The Minnesota GOP scores a challenging victory that will review absentee ballots in Hennepin County

MINNEAPOLIS (AP) – The Minnesota Supreme Court has ordered election officials in the state’s most populous county to go back to a list submitted by the state Republican Party and elect new members to a board that validates absentee ballots.

In a ruling issued late Tuesday, the court said officials in Hennepin County — home to Minneapolis and many of its suburbs — had a duty to appoint election judges from the party’s list before letting cities choose from it and exhausting the pool of available people. The court gave the county until Friday to comply.

Until now, the county’s absentee ballot had been filled by four Democrats and one Republican.

Minnesota began personal early voting and absentee voting on September 20. Tuesday’s Supreme Court order, signed by Chief Justice Natalie Hudson, did not invalidate any of the more than 263,000 absentee ballots the county already received. More than 209,000 of these ballots have been accepted by the current audit committee.

The Republican Party of Minnesota and an allied group, the Minnesota Voters Alliance, requested the court to intervene after determining that no one on the Republican Party’s list of more than 1,500 volunteers had been designated for Hennepin County’s absentee ballot. The volunteers were drawn from counties across the country and their names were submitted to the minister’s office earlier this year. The Minnesota Democratic Party submitted its own slate to the office, and election judges are supposed to be drawn from both parties’ slates.

The absentee voting board consists of five election judges and several county auditors. Hennepin County officials said in a lawsuit that 40 of the 45 cities throughout the county appoint their own election judges and have their own absentee ballots.

County officials said the precincts exhausted the list of available election judges before Hennepin County could fill out its own absentee ballot. The county had over 6,000 election judge positions to fill. They said they used the authority they believed they had under state law to name board members who were not on the list submitted to the secretary of state’s office.

Secretary of State Steve Simon argued in a lawsuit that the county had complied with state law, but the Supreme Court disagreed. It said the county must start with names submitted by the political parties to fill spots on the ballot, though its order did not specifically say how many Republicans or how many Democrats to appoint.

According to county filings, the absentee ballot process processes and counts all absentee ballots submitted via the U.S. mail, via in-person absentee voting at the county courthouse in Minneapolis, or submitted to one of the communities that lack their own board.

State GOP Chairman David Hann called Tuesday’s court ruling “a huge victory for election integrity in Minnesota” and said all counties should take note.

“The court’s ruling made clear that there is no ambiguity in the law — Hennepin County cannot bypass the party’s slate of election judges,” Hann said in a statement.

Hennepin County Auditor Daniel Rogan said in a statement that the county would send emails to people on the list Thursday to recruit election judges for the absentee ballot.
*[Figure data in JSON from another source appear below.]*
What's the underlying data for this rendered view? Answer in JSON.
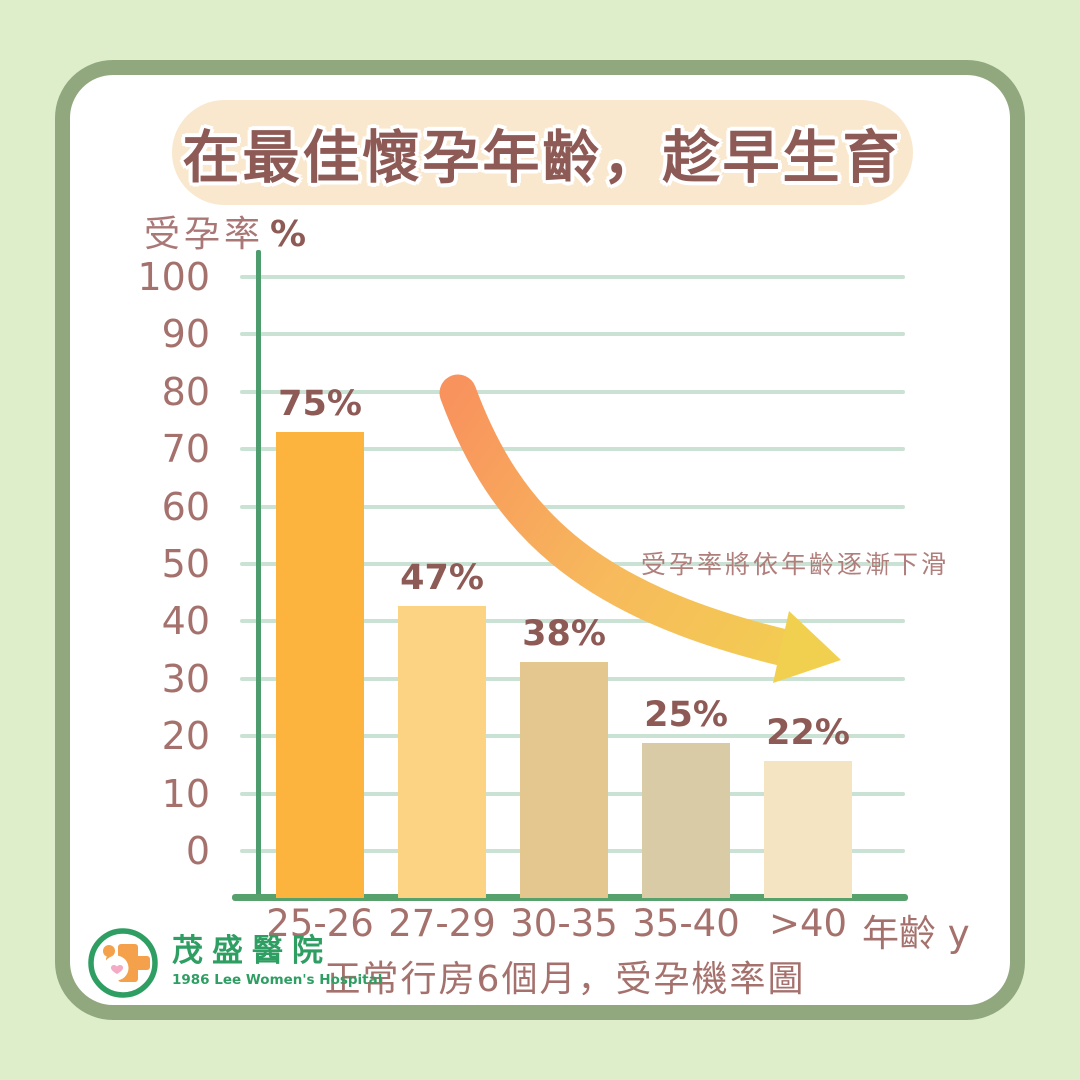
{
  "title": {
    "text": "在最佳懷孕年齡，趁早生育"
  },
  "y_axis": {
    "label": "受孕率",
    "unit": "%",
    "ticks": [
      100,
      90,
      80,
      70,
      60,
      50,
      40,
      30,
      20,
      10,
      0
    ]
  },
  "x_axis": {
    "title": "年齡 y"
  },
  "chart_data": {
    "type": "bar",
    "categories": [
      "25-26",
      "27-29",
      "30-35",
      "35-40",
      ">40"
    ],
    "values": [
      75,
      47,
      38,
      25,
      22
    ],
    "value_labels": [
      "75%",
      "47%",
      "38%",
      "25%",
      "22%"
    ],
    "bar_colors": [
      "#FDB43E",
      "#FCD383",
      "#E3C78E",
      "#D9CBA5",
      "#F4E4C2"
    ],
    "title": "在最佳懷孕年齡，趁早生育",
    "xlabel": "年齡 y",
    "ylabel": "受孕率 %",
    "ylim": [
      0,
      100
    ],
    "grid": true,
    "legend": false,
    "annotation": "受孕率將依年齡逐漸下滑"
  },
  "annotation": {
    "text": "受孕率將依年齡逐漸下滑"
  },
  "caption": {
    "text": "正常行房6個月，受孕機率圖"
  },
  "logo": {
    "name": "茂盛醫院",
    "subtitle": "1986 Lee Women's Hospital"
  },
  "colors": {
    "page_background": "#DEEECB",
    "frame_border": "#91A87E",
    "card_background": "#FFFFFF",
    "banner_background": "#F9E8CD",
    "title_text": "#8E5A55",
    "axis_green": "#4C9C6E",
    "baseline_green": "#57A26C",
    "gridline_green": "#C9E2D3",
    "tick_text": "#A5716D",
    "value_text": "#8E5A55",
    "annotation_text": "#B07E7B",
    "arrow_start": "#F8935D",
    "arrow_end": "#F2D04F",
    "logo_green": "#2E9E62",
    "logo_orange": "#F5A04B",
    "logo_pink": "#F4A9C4"
  }
}
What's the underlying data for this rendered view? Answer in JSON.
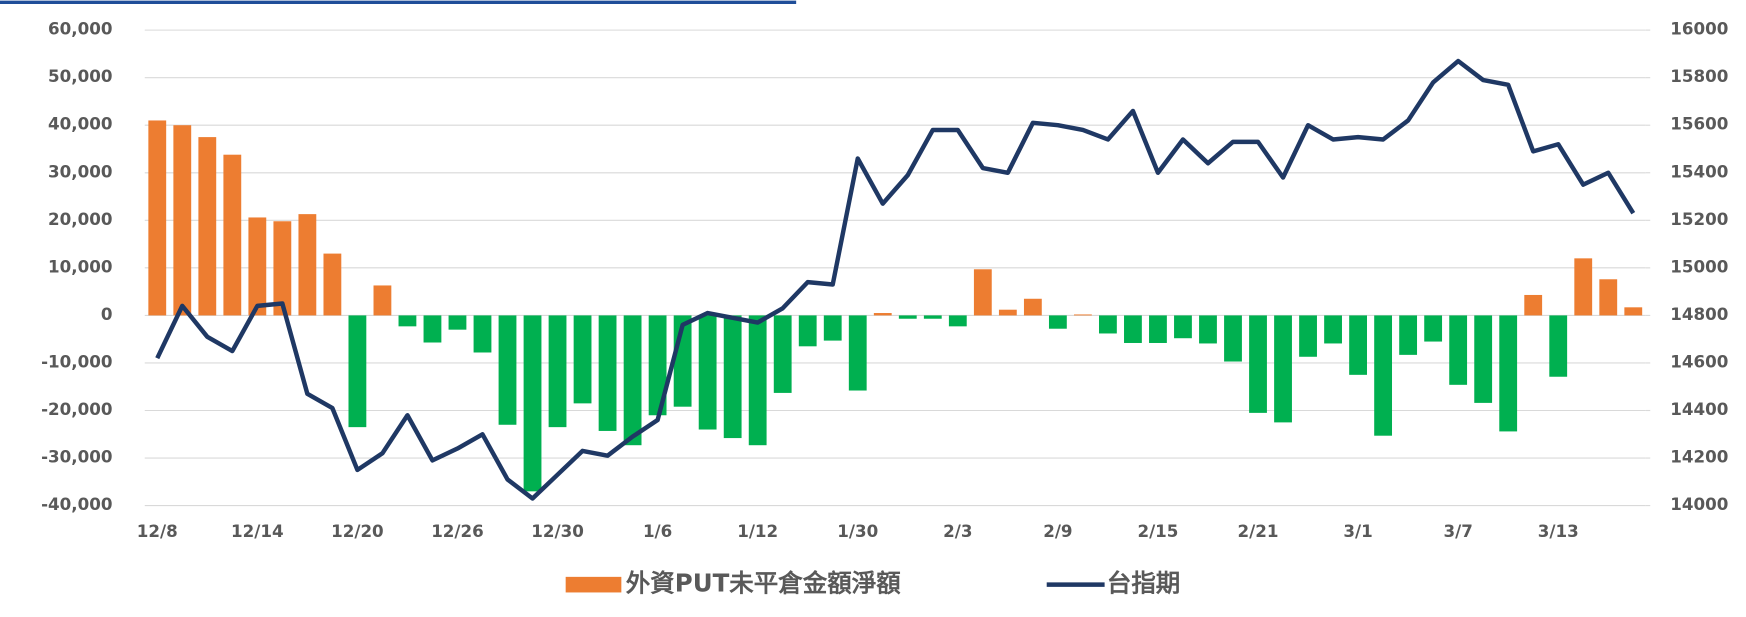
{
  "chart_data": {
    "type": "bar",
    "categories": [
      "12/8",
      null,
      null,
      null,
      "12/14",
      null,
      null,
      null,
      "12/20",
      null,
      null,
      null,
      "12/26",
      null,
      null,
      null,
      "12/30",
      null,
      null,
      null,
      "1/6",
      null,
      null,
      null,
      "1/12",
      null,
      null,
      null,
      "1/30",
      null,
      null,
      null,
      "2/3",
      null,
      null,
      null,
      "2/9",
      null,
      null,
      null,
      "2/15",
      null,
      null,
      null,
      "2/21",
      null,
      null,
      null,
      "3/1",
      null,
      null,
      null,
      "3/7",
      null,
      null,
      null,
      "3/13",
      null,
      null,
      null
    ],
    "series": [
      {
        "name": "外資PUT未平倉金額淨額",
        "type": "bar",
        "color": "#ed7d31",
        "neg_color": "#00b050",
        "values": [
          41000,
          40000,
          37500,
          33800,
          20600,
          19800,
          21300,
          13000,
          -23500,
          6300,
          -2300,
          -5700,
          -3000,
          -7800,
          -23000,
          -37000,
          -23500,
          -18500,
          -24300,
          -27300,
          -21000,
          -19200,
          -24000,
          -25800,
          -27300,
          -16300,
          -6500,
          -5300,
          -15800,
          500,
          -700,
          -700,
          -2300,
          9700,
          1200,
          3500,
          -2800,
          200,
          -3800,
          -5800,
          -5800,
          -4800,
          -5900,
          -9700,
          -20500,
          -22500,
          -8700,
          -5900,
          -12500,
          -25300,
          -8300,
          -5500,
          -14600,
          -18400,
          -24400,
          4300,
          -12900,
          12000,
          7600,
          1700
        ]
      },
      {
        "name": "台指期",
        "type": "line",
        "axis": "y2",
        "color": "#1f3864",
        "values": [
          14620,
          14840,
          14710,
          14650,
          14840,
          14850,
          14470,
          14410,
          14150,
          14220,
          14380,
          14190,
          14240,
          14300,
          14110,
          14030,
          14130,
          14230,
          14210,
          14290,
          14360,
          14760,
          14810,
          14790,
          14770,
          14830,
          14940,
          14930,
          15460,
          15270,
          15390,
          15580,
          15580,
          15420,
          15400,
          15610,
          15600,
          15580,
          15540,
          15660,
          15400,
          15540,
          15440,
          15530,
          15530,
          15380,
          15600,
          15540,
          15550,
          15540,
          15620,
          15780,
          15870,
          15790,
          15770,
          15490,
          15520,
          15350,
          15400,
          15230
        ]
      }
    ],
    "ylim": [
      -40000,
      60000
    ],
    "yticks": [
      {
        "value": -40000,
        "label": "-40,000"
      },
      {
        "value": -30000,
        "label": "-30,000"
      },
      {
        "value": -20000,
        "label": "-20,000"
      },
      {
        "value": -10000,
        "label": "-10,000"
      },
      0,
      {
        "value": 10000,
        "label": "10,000"
      },
      {
        "value": 20000,
        "label": "20,000"
      },
      {
        "value": 30000,
        "label": "30,000"
      },
      {
        "value": 40000,
        "label": "40,000"
      },
      {
        "value": 50000,
        "label": "50,000"
      },
      {
        "value": 60000,
        "label": "60,000"
      }
    ],
    "y2lim": [
      14000,
      16000
    ],
    "y2ticks": [
      14000,
      14200,
      14400,
      14600,
      14800,
      15000,
      15200,
      15400,
      15600,
      15800,
      16000
    ],
    "grid": true,
    "legend": "bottom"
  }
}
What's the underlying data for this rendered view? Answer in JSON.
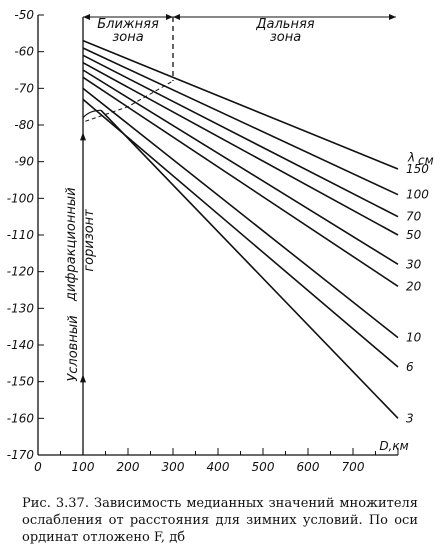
{
  "chart_data": {
    "type": "line",
    "xlabel": "D,км",
    "ylim": [
      -170,
      -50
    ],
    "xlim": [
      0,
      800
    ],
    "x_ticks": [
      "0",
      "100",
      "200",
      "300",
      "400",
      "500",
      "600",
      "700"
    ],
    "y_ticks": [
      "-50",
      "-60",
      "-70",
      "-80",
      "-90",
      "-100",
      "-110",
      "-120",
      "-130",
      "-140",
      "-150",
      "-160",
      "-170"
    ],
    "legend_title": "λсм",
    "zones": {
      "near": "Ближняя\nзона",
      "far": "Дальняя\nзона"
    },
    "zone_boundary_x": 300,
    "horizon_x": 100,
    "vertical_label": "Условный дифракционный горизонт",
    "series": [
      {
        "name": "150",
        "x": [
          100,
          800
        ],
        "y": [
          -57,
          -92
        ]
      },
      {
        "name": "100",
        "x": [
          100,
          800
        ],
        "y": [
          -59,
          -99
        ]
      },
      {
        "name": "70",
        "x": [
          100,
          800
        ],
        "y": [
          -61,
          -105
        ]
      },
      {
        "name": "50",
        "x": [
          100,
          800
        ],
        "y": [
          -63,
          -110
        ]
      },
      {
        "name": "30",
        "x": [
          100,
          800
        ],
        "y": [
          -65,
          -118
        ]
      },
      {
        "name": "20",
        "x": [
          100,
          800
        ],
        "y": [
          -67,
          -124
        ]
      },
      {
        "name": "10",
        "x": [
          100,
          800
        ],
        "y": [
          -70,
          -138
        ]
      },
      {
        "name": "6",
        "x": [
          100,
          800
        ],
        "y": [
          -73,
          -146
        ]
      },
      {
        "name": "3",
        "x": [
          140,
          800
        ],
        "y": [
          -76,
          -160
        ]
      }
    ]
  },
  "caption": "Рис. 3.37. Зависимость медианных значений множителя ослабления от расстояния для зимних условий. По оси ординат отложено F, дб"
}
He said the Supreme Court ruling was made on a narrow basis, pointing out that the court recognized that the board was operating with sufficient party balance as required by state law.

The secretary of state’s office said in a statement that the ruling “clarified a technical and previously ambiguous statue” and will not delay ongoing absentee ballot verification processes.

Hann and other Republicans said at a news conference earlier this month that they knew of no other counties that had failed to follow the proper process for filling out absentee ballots, but they did not rule out the possibility of problems elsewhere. They said they started by looking at Hennepin County because of its size.

Hennepin County election officials had already been criticized after a private courier truck picking up absentee ballots from several communities was left unattended with its trunk open outside Edina City Hall for several minutes earlier this month. The county said security video showed no one tampered with the sealed ballots inside, that all the ballots had been accounted for and that no new ballots had been slipped in.

The courier company fired the driver.